The Brazilian economy, already in the grip of a significant recession, has suffered another blow with the downgrading of the country’s credit rating to “junk” status by Standard & Poor’s. The decision follows failed attempts by President Dilma Rousseff and her government to get on top of the country’s debt problems.
This has been quite a turnaround, with an investment-grade rating having been issued as recently as 2008, at which point the economy had been on the up. What has followed, however, with commodity prices plunging and austerity measures kicking in, has seen the economy entering a downward spiral.
It had been expected that such a downgrade might occur, despite the implementation of austerity measures that had been intended to shore up the failing economy, but the earlier than expected decision comes as a considerable blow. Brazil has the largest economy in South America and had, until relatively recently, been seen as a real flag-bearer for emerging nations.
It’s expected that the Brazilian stock market will react with a big plunge and S&P have declared that there is a substantial credit risk for investors. Indeed, there is a possibility that further downgrades may yet follow.
But how it come to this?

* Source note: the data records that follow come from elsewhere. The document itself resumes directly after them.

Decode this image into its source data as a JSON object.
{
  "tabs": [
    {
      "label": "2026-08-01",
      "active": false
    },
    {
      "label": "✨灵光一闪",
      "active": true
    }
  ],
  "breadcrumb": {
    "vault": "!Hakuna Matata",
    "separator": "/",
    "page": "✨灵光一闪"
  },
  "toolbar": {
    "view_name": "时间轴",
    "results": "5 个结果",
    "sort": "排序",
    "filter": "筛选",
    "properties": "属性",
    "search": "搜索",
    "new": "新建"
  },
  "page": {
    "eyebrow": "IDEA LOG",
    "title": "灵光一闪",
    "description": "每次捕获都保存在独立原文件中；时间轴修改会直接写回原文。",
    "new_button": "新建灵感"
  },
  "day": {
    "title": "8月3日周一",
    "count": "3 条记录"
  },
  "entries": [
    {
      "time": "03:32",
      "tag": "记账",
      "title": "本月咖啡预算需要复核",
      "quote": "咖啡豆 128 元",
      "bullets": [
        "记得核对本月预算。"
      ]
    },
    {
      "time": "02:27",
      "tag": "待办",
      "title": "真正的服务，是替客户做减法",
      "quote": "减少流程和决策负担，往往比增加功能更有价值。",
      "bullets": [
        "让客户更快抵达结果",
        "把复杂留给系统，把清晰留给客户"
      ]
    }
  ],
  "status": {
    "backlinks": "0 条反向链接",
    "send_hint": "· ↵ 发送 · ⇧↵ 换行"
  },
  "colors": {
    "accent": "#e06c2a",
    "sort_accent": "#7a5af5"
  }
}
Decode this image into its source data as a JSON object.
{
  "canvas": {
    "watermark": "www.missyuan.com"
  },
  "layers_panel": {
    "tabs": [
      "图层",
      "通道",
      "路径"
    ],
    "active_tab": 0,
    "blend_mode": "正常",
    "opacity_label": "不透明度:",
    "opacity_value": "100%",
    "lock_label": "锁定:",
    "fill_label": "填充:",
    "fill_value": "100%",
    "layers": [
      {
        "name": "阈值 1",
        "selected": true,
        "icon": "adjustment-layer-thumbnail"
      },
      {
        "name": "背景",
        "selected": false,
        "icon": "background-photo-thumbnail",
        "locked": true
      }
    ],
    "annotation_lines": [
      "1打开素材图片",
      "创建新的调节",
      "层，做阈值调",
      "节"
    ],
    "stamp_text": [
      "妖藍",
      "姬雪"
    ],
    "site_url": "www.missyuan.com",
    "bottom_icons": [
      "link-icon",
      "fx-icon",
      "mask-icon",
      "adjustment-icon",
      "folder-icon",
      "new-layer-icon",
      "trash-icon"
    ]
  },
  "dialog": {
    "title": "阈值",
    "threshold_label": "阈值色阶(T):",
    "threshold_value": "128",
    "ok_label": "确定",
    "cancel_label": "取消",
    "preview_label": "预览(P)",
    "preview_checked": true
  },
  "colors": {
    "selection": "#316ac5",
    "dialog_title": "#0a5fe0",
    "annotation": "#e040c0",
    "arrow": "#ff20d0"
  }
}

There is no doubt that S&P have taken into account a flurry of negative announcements, with the state of the Brazilian economy a cause for real concern in the region. Even optimists are suggesting that no recovery should be expected within the next two years.
Some have seen a need to get inflation under control and the President has made use of an austerity programme, in order to achieve that aim. However, that programme is receiving criticism from all sides: even those who are allied to her politically have been distancing themselves from the programme.
The downgrade now means that ratings agencies are broadly aligning the Brazilian economy with that of Russia, which has clearly been under close consideration in recent months. If the current direction of travel continues then it may only be a matter of time before institutional investors are forced to withdraw their investors.
In the face of this latest crisis, government ministers have been keen to try to soothe worries. They have indicated that Brazil will meet all of its financial obligations that its investment-grade rating will return as soon as there is an upturn in the economy. Analysts will undoubtedly be looking on with considerable interest.